In the conditions of today’s world the experience of hell is a reality for many people. They often come face to face with titanic impulses and confusion of intellect. The human mind falters, and remains in this pitiful state. It is held captive by the pain of the reality which surrounds it, and easily seeks to break away from it, so as to find comfort in the substitutes which the passions of a world alienated from God offer. This tendency, often encountered in our day, leads to a continually increasing estrangement and diffusion. Aside: That is to say, man does not want to face the hell in which he finds himself, and seeks to escape from it through substitutes, only to find himself more entangled in it than before. End of aside.

The stress on the verb “keep”, stay your mind in hell, in the first part of the commandment, shows that if one voluntarily and persistently keeps in one’s mind a vision of the general hell of this present life, one is on the way to salvation and healing. This vision should inspire repentance and prayer for the salvation of all those who are in a similar state of suffering. The negative energy which comes from this experience of hell is transformed by this prophetic attitude of self-condemnation into energy for converse with God, which conquers the passions, bringing our life to the ontological level. …

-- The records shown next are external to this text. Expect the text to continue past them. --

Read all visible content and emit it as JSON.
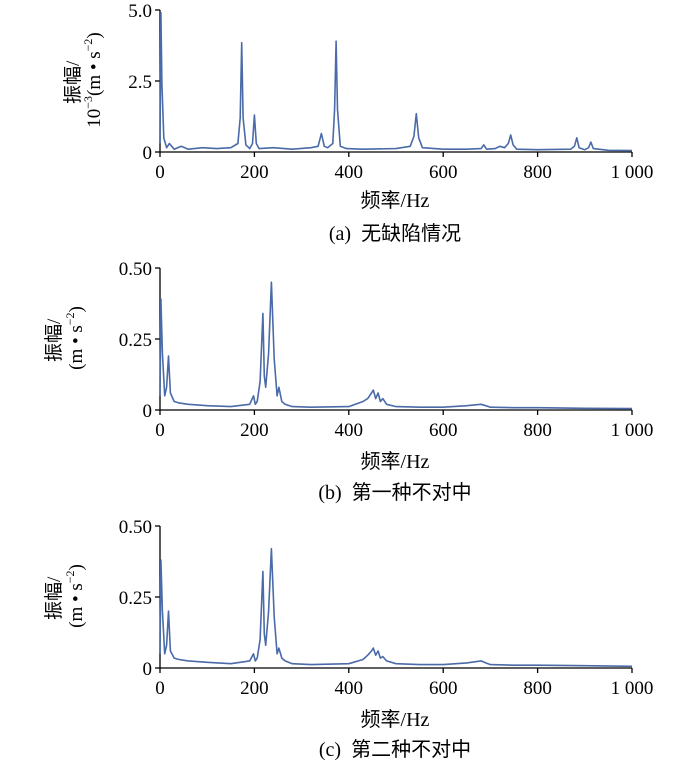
{
  "colors": {
    "series": "#4a6aa8",
    "axis": "#000000"
  },
  "chart_data": [
    {
      "type": "line",
      "caption": "(a)  无缺陷情况",
      "xlabel": "频率/Hz",
      "ylabel_lines": [
        "振幅/",
        "10",
        "−3",
        "(m • s",
        "−2",
        ")"
      ],
      "xlim": [
        0,
        1000
      ],
      "ylim": [
        0,
        5.0
      ],
      "xticks": [
        0,
        200,
        400,
        600,
        800,
        1000
      ],
      "xtick_labels": [
        "0",
        "200",
        "400",
        "600",
        "800",
        "1 000"
      ],
      "yticks": [
        0,
        2.5,
        5.0
      ],
      "ytick_labels": [
        "0",
        "2.5",
        "5.0"
      ],
      "grid": false,
      "series": [
        {
          "x": [
            0,
            2,
            4,
            8,
            14,
            20,
            30,
            45,
            60,
            90,
            120,
            150,
            165,
            170,
            173,
            176,
            182,
            190,
            196,
            200,
            204,
            210,
            240,
            280,
            320,
            335,
            342,
            348,
            355,
            366,
            370,
            373,
            376,
            382,
            395,
            430,
            500,
            530,
            538,
            543,
            548,
            556,
            600,
            650,
            680,
            686,
            692,
            710,
            720,
            730,
            738,
            743,
            748,
            756,
            800,
            870,
            878,
            883,
            888,
            900,
            908,
            913,
            918,
            950,
            1000
          ],
          "y": [
            0.3,
            4.9,
            2.4,
            0.5,
            0.15,
            0.3,
            0.1,
            0.2,
            0.1,
            0.15,
            0.12,
            0.15,
            0.3,
            1.2,
            3.85,
            1.2,
            0.25,
            0.12,
            0.3,
            1.3,
            0.3,
            0.12,
            0.15,
            0.1,
            0.15,
            0.2,
            0.65,
            0.2,
            0.15,
            0.3,
            1.5,
            3.9,
            1.5,
            0.2,
            0.12,
            0.1,
            0.12,
            0.2,
            0.55,
            1.35,
            0.5,
            0.15,
            0.1,
            0.1,
            0.12,
            0.25,
            0.1,
            0.12,
            0.2,
            0.15,
            0.3,
            0.6,
            0.25,
            0.1,
            0.08,
            0.1,
            0.2,
            0.5,
            0.15,
            0.08,
            0.15,
            0.35,
            0.12,
            0.06,
            0.05
          ]
        }
      ]
    },
    {
      "type": "line",
      "caption": "(b)  第一种不对中",
      "xlabel": "频率/Hz",
      "ylabel_lines": [
        "振幅/",
        "(m • s",
        "−2",
        ")"
      ],
      "xlim": [
        0,
        1000
      ],
      "ylim": [
        0,
        0.5
      ],
      "xticks": [
        0,
        200,
        400,
        600,
        800,
        1000
      ],
      "xtick_labels": [
        "0",
        "200",
        "400",
        "600",
        "800",
        "1 000"
      ],
      "yticks": [
        0,
        0.25,
        0.5
      ],
      "ytick_labels": [
        "0",
        "0.25",
        "0.50"
      ],
      "grid": false,
      "series": [
        {
          "x": [
            0,
            2,
            5,
            10,
            14,
            18,
            22,
            30,
            40,
            60,
            100,
            150,
            190,
            198,
            202,
            206,
            212,
            218,
            221,
            224,
            230,
            236,
            242,
            248,
            252,
            258,
            265,
            280,
            320,
            400,
            430,
            440,
            448,
            452,
            457,
            462,
            467,
            472,
            480,
            500,
            550,
            600,
            650,
            680,
            690,
            700,
            750,
            800,
            900,
            1000
          ],
          "y": [
            0.05,
            0.39,
            0.2,
            0.05,
            0.08,
            0.19,
            0.06,
            0.03,
            0.025,
            0.02,
            0.015,
            0.012,
            0.02,
            0.05,
            0.02,
            0.03,
            0.1,
            0.34,
            0.12,
            0.08,
            0.2,
            0.45,
            0.18,
            0.05,
            0.08,
            0.03,
            0.02,
            0.012,
            0.01,
            0.012,
            0.03,
            0.04,
            0.06,
            0.07,
            0.04,
            0.06,
            0.03,
            0.04,
            0.02,
            0.012,
            0.01,
            0.01,
            0.015,
            0.02,
            0.015,
            0.01,
            0.008,
            0.008,
            0.006,
            0.005
          ]
        }
      ]
    },
    {
      "type": "line",
      "caption": "(c)  第二种不对中",
      "xlabel": "频率/Hz",
      "ylabel_lines": [
        "振幅/",
        "(m • s",
        "−2",
        ")"
      ],
      "xlim": [
        0,
        1000
      ],
      "ylim": [
        0,
        0.5
      ],
      "xticks": [
        0,
        200,
        400,
        600,
        800,
        1000
      ],
      "xtick_labels": [
        "0",
        "200",
        "400",
        "600",
        "800",
        "1 000"
      ],
      "yticks": [
        0,
        0.25,
        0.5
      ],
      "ytick_labels": [
        "0",
        "0.25",
        "0.50"
      ],
      "grid": false,
      "series": [
        {
          "x": [
            0,
            2,
            5,
            10,
            14,
            18,
            22,
            30,
            40,
            60,
            100,
            150,
            190,
            198,
            202,
            206,
            212,
            218,
            221,
            224,
            230,
            236,
            242,
            248,
            252,
            258,
            265,
            280,
            320,
            400,
            430,
            440,
            448,
            452,
            457,
            462,
            467,
            472,
            480,
            500,
            550,
            600,
            650,
            680,
            690,
            700,
            750,
            800,
            900,
            1000
          ],
          "y": [
            0.05,
            0.38,
            0.2,
            0.05,
            0.08,
            0.2,
            0.06,
            0.035,
            0.03,
            0.025,
            0.02,
            0.015,
            0.025,
            0.05,
            0.025,
            0.035,
            0.1,
            0.34,
            0.12,
            0.08,
            0.2,
            0.42,
            0.18,
            0.05,
            0.07,
            0.035,
            0.025,
            0.015,
            0.012,
            0.015,
            0.03,
            0.045,
            0.06,
            0.07,
            0.045,
            0.06,
            0.035,
            0.04,
            0.025,
            0.015,
            0.012,
            0.012,
            0.018,
            0.025,
            0.018,
            0.012,
            0.01,
            0.01,
            0.008,
            0.006
          ]
        }
      ]
    }
  ]
}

St Silouan’s word truly expresses a great spiritual science, the only one which can effectively oppose the all-destroying corruption and devastation, apocalyptically being perpetrated in these last times by the spirit of wickedness. Through the greater pain of voluntary self-condemnation to hell, and by virtue of the Lord’s commandment, the believer can triumph over every other pain and temptation, and prove the love of Christ to be stronger than death, as is He who “conquered death by death”. Whatever is done willingly and in fulfilment of a commandment of God is inspired by divine wisdom, and leads to eternal victory. This victory renders man above this world, like unto Christ, who, by His extreme humility, overcame the world (cf. John 16:33).